Is hospital consolidation creating new efficiencies or does it give health care providers clout over health care insurers? A well-publicized study published in Health Affairs last year by Robert Berenson, Paul Ginsburg, et. al said the latter: hospital consolidation has resulted in “growing provider market clout.”
The Berenson study’s key conclusion is that growing hospital clout has resulted in insurers not aggressively containing their claims payments, a view that will stun every patient who has had a health insurance company deny coverage for a procedure, prescription or preferred health care provider.
Because the Berenson study’s finding are counterintuitive to consumer experience, and because they have been widely discussed in publications ranging from Forbes to National Journal, the Center for Regulatory Effectiveness, a regulatory watchdog with extensive experience in analyzing federal health policies, undertook an analysis to see if the study complied with the Data Quality Act (DQA).

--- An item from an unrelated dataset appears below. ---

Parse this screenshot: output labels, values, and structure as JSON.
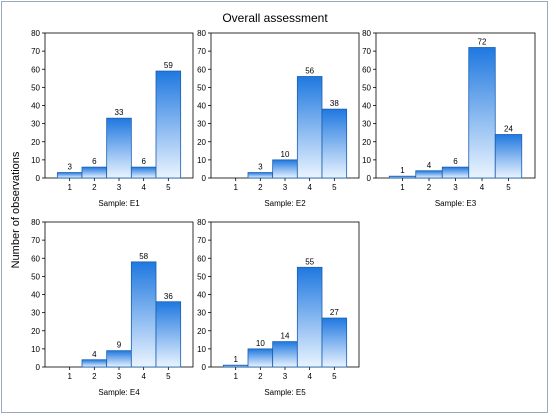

The DQA, administered by the White House Office of Management and Budget (OMB), sets standards for virtually all data disseminated by the agencies. Under the DQA, agencies may not use or rely on data in federal work products (reports, regulations) which don’t comply OMB’s government-wide Data Quality standards. Thus, unless the Health Affairs study complies with federal Data Quality standards, it is useless to Executive Branch policy officials.
The primary data source cited by the Berenson study as the basis for their conclusions regarding trends in relative clout between hospitals and health insurers is a well-respected, longitudinal tracking study which included interviews with heath care leaders from insurance companies, hospitals, and academia. The health care interviews, however, were only conducted in a single year following a change in longitudinal study’s methodology.